AAAR 38th Annual Conference
October 5 - October 9, 2020

Virtual Conference

Abstract View


Isomer-resolved Quantification of Particle-phase Organic Compounds Using a Coupled GC-CIMS/FID

CHENYANG BI, Jordan Krechmer, Graham Frazier, Wen Xu, Andrew Lambe, Megan Claflin, Brian Lerner, John Jayne, Douglas Worsnop, Manjula Canagaratna, Gabriel Isaacman-VanWertz, Virginia Tech

     Abstract Number: 194
     Working Group: Instrumentation and Methods

Abstract
Atmospheric oxidation of volatile organic compounds generates thousands of unique chemicals that have distinctly different physical and chemical properties depending on their structure and chemical functionality. Measurement techniques that can achieve characterization with detail down to molecular structure (i.e. isomer-resolved resolution) are consequently necessary to understanding differences in fate and transport between isomers produced in the oxidation process.

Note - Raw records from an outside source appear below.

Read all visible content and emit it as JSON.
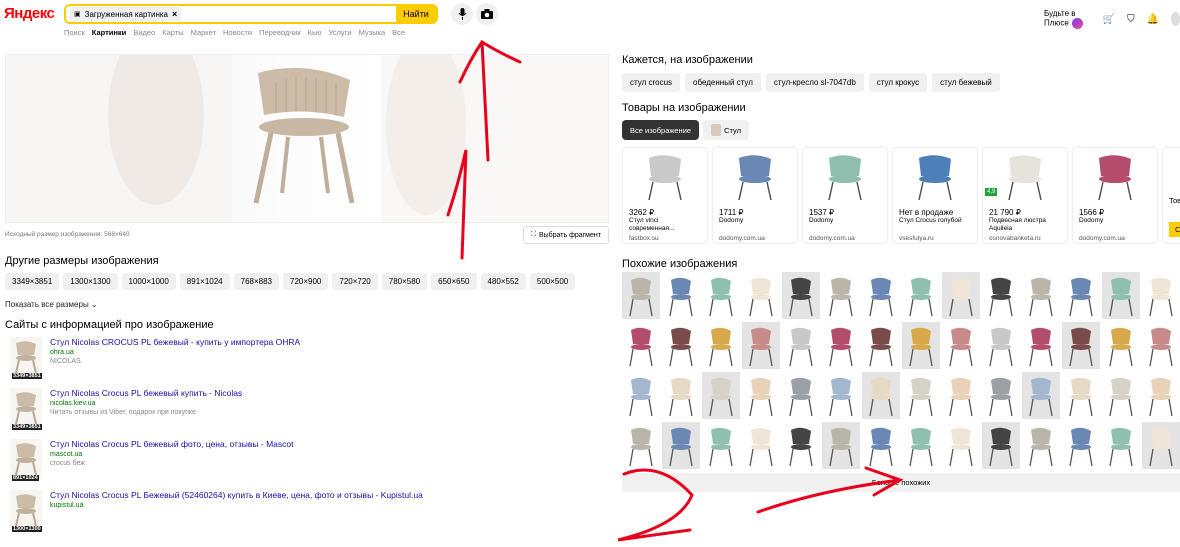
{
  "header": {
    "logo": "Яндекс",
    "search_chip": "Загруженная картинка",
    "find_label": "Найти",
    "plus_label": "Будьте в Плюсе"
  },
  "tabs": [
    "Поиск",
    "Картинки",
    "Видео",
    "Карты",
    "Маркет",
    "Новости",
    "Переводчик",
    "Кью",
    "Услуги",
    "Музыка",
    "Все"
  ],
  "active_tab": "Картинки",
  "main_image": {
    "original_size_label": "Исходный размер изображения: 568×640",
    "fragment_button": "Выбрать фрагмент"
  },
  "other_sizes": {
    "heading": "Другие размеры изображения",
    "sizes": [
      "3349×3851",
      "1300×1300",
      "1000×1000",
      "891×1024",
      "768×883",
      "720×900",
      "720×720",
      "780×580",
      "650×650",
      "480×552",
      "500×500"
    ],
    "show_all": "Показать все размеры"
  },
  "sites": {
    "heading": "Сайты с информацией про изображение",
    "items": [
      {
        "title": "Стул Nicolas CROCUS PL бежевый - купить у импортера OHRA",
        "host": "ohra.ua",
        "desc": "NICOLAS.",
        "dim": "3349×3851"
      },
      {
        "title": "Стул Nicolas Crocus PL бежевый купить - Nicolas",
        "host": "nicolas.kiev.ua",
        "desc": "Читать отзывы из Viber, подарок при покупке",
        "dim": "3349×3851"
      },
      {
        "title": "Стул Nicolas Crocus PL бежевый фото, цена, отзывы - Mascot",
        "host": "mascot.ua",
        "desc": "crocus беж",
        "dim": "891×1024"
      },
      {
        "title": "Стул Nicolas Crocus PL Бежевый (52460264) купить в Киеве, цена, фото и отзывы - Kupistul.ua",
        "host": "kupistul.ua",
        "desc": "",
        "dim": "1300×1300"
      }
    ]
  },
  "looks_like": {
    "heading": "Кажется, на изображении",
    "tags": [
      "стул crocus",
      "обеденный стул",
      "стул-кресло sl-7047db",
      "стул крокус",
      "стул бежевый"
    ]
  },
  "products": {
    "heading": "Товары на изображении",
    "tab_all": "Все изображение",
    "tab_chair": "Стул",
    "items": [
      {
        "price": "3262 ₽",
        "name": "Стул vinci современная...",
        "shop": "fastbox.su",
        "color": "#c9c9c9"
      },
      {
        "price": "1711 ₽",
        "name": "Dodomy",
        "shop": "dodomy.com.ua",
        "color": "#6b87b4"
      },
      {
        "price": "1537 ₽",
        "name": "Dodomy",
        "shop": "dodomy.com.ua",
        "color": "#8fbfae"
      },
      {
        "price": "Нет в продаже",
        "name": "Стул Crocus голубой",
        "shop": "vsesfulya.ru",
        "color": "#4f7fb8"
      },
      {
        "price": "21 790 ₽",
        "name": "Подвесная люстра Aquileia",
        "shop": "osnovabanketa.ru",
        "color": "#e6e3dc",
        "rating": "4,9"
      },
      {
        "price": "1566 ₽",
        "name": "Dodomy",
        "shop": "dodomy.com.ua",
        "color": "#b34d6b"
      }
    ],
    "partial_card_text": "Товаро",
    "partial_card_button": "Смот"
  },
  "similar": {
    "heading": "Похожие изображения",
    "more_label": "Больше похожих"
  },
  "colors": {
    "accent": "#ffcc00",
    "annotation": "#e8001c"
  }
}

In this study, a field‐deployable thermal desorption aerosol gas chromatograph (TAG) was simultaneously coupled to a time-of-flight chemical ionization mass spectrometer (“TAG‐CIMS”) using iodide as a reagent, and a flame ionization detector (FID), providing near-universal response to all analytes. This instrument measures molecular formulas of unknowns alongside identification of known compounds and precise quantification of all analytes. We present here the detailed characterization of the particle-phase oxidation products of common indoor emissions (e.g. limonene) over hours to days of atmospheric oxidation (by OH and O3). We found that chemical formulas identified in CIMS have an average of about five isomers and the sensitivities of those isomers can vary by up to two orders of magnitudes. Furthermore, we compare the directly measured sensitivity to currently adopted approaches to calibration (e.g. “voltage scanning”), yielding new insight into the capabilities and limitations of this reagent ion chemistry. Finally, a multi-reagent ionization mode is investigated in which both zero air and iodide are introduced as reagent ions, to examine the feasibility of extending the use of an individual CIMS to a broader range of analytes. While this approach reduces iodide-adduct ions by a factor of two, other product ions such as [M-H]- and [M+O2]- increase by a factor of five to ten, potentially providing additional structural information and measurements of compounds too non-polar to form an iodide adduct.